Gaw Poe’s legal team countered by emphasizing that many plaintiff-side antitrust lawyers work in boutique practices. Denying them Big Law rates, they argued, would disadvantage smaller firms and discourage capable attorneys from pursuing complex, resource-intensive cases. This, they warned, could tilt the playing field in favor of corporate defendants, who regularly hire top-tier Big Law firms and charge premium fees without question.
Expert Perspectives
Legal scholars and fee experts have weighed in on the controversy, highlighting its potential ripple effects. Jessica Erickson, a professor at the University of Richmond School of Law, noted that attorney rates should reflect skill, experience, and case complexity — not firm size.

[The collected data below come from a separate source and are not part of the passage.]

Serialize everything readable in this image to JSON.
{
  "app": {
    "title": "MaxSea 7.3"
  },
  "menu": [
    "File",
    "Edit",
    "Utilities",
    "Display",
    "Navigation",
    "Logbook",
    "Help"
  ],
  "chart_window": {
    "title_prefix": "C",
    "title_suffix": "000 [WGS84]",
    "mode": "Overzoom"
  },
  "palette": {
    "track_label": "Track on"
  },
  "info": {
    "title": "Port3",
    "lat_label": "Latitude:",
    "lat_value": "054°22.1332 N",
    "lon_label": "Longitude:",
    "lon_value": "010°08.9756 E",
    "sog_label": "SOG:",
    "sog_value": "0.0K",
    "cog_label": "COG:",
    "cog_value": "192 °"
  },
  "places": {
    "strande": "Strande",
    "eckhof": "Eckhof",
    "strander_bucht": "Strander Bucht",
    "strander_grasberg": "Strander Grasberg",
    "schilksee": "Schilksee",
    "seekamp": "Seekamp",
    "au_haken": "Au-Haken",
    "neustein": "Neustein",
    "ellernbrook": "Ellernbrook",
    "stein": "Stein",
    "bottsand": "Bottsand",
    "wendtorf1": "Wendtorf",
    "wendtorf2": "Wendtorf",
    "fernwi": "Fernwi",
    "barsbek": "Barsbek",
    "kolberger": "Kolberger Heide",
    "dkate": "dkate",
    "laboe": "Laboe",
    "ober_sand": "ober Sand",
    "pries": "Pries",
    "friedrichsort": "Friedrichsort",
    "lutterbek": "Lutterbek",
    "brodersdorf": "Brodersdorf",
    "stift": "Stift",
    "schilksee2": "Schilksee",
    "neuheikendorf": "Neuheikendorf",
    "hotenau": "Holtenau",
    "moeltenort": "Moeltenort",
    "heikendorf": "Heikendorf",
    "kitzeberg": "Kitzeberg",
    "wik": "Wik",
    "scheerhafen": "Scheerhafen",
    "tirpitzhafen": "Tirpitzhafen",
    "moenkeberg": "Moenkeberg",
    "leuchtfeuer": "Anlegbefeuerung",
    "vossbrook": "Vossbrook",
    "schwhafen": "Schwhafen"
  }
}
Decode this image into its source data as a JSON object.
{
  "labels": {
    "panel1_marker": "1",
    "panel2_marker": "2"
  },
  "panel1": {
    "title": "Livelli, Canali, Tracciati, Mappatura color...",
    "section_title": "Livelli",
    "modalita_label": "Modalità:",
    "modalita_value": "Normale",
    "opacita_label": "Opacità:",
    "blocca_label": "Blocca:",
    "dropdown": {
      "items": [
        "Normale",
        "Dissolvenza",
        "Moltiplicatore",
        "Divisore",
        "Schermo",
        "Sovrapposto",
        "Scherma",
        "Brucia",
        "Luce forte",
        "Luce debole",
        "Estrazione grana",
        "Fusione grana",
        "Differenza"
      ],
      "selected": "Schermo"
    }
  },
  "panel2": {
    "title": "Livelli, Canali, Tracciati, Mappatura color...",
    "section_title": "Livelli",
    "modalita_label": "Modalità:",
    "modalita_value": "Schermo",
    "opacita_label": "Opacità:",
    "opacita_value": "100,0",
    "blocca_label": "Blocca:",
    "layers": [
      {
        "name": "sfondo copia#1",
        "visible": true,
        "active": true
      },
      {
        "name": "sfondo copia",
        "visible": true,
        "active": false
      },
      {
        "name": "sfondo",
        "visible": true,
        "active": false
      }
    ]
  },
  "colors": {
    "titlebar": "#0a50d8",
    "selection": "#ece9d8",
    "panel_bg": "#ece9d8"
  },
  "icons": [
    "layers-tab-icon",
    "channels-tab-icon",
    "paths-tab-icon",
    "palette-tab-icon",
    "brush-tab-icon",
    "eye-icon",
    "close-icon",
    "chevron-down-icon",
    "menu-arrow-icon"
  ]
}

“I see no reason why we would vary the fees based on the size of the firms,” Erickson explained.
Similarly, Georgetown University law professor Adam Levitin argued that fee awards should be tied to the market value of the attorney’s work rather than structural differences in firm organization. “The question should be what the market pays for an attorney of that caliber, not how big their office is,” he said.
Yet, there is an opposing view. Many point out that Big Law firms face significantly higher overhead costs due to their size, infrastructure, and staffing. This, they argue, justifies higher rates compared to smaller practices that typically operate leaner and with less expense. The Ninth Circuit now faces the task of determining whether these business realities should carry legal weight in fee-award calculations.
Broader Implications
The Ninth Circuit’s ruling could have far-reaching consequences for litigation strategy and attorney compensation. If the court sides with Gaw Poe, small and mid-sized firms could gain more leverage in pursuing fee-shifting cases, particularly in areas like antitrust and consumer class actions where defendants are often represented by major law firms.
Such a decision could also shift how courts across the country approach attorney fees, potentially reducing the gap between large and boutique firms in high-stakes cases. This might empower more small firms to take on resource-heavy litigation against large corporate defendants without fear of being undervalued if they win.
On the other hand, upholding the district court’s ruling may reinforce existing disparities between large and small firms. Defendants would likely continue to argue that boutique firms are not entitled to the same fee scales, even if their attorneys have equivalent credentials.
What Comes Next
The Ninth Circuit has not yet issued a ruling, but legal observers are watching closely. A decision in favor of Gaw Poe could embolden small firms nationwide to pursue higher fee awards. Conversely, a ruling for Prestige would reinforce the traditional view that Big Law firms command unique market rates that smaller practices cannot match.
Whatever the outcome, the decision is poised to become a leading precedent in fee-award jurisprudence, with the potential to reshape litigation economics in the years ahead.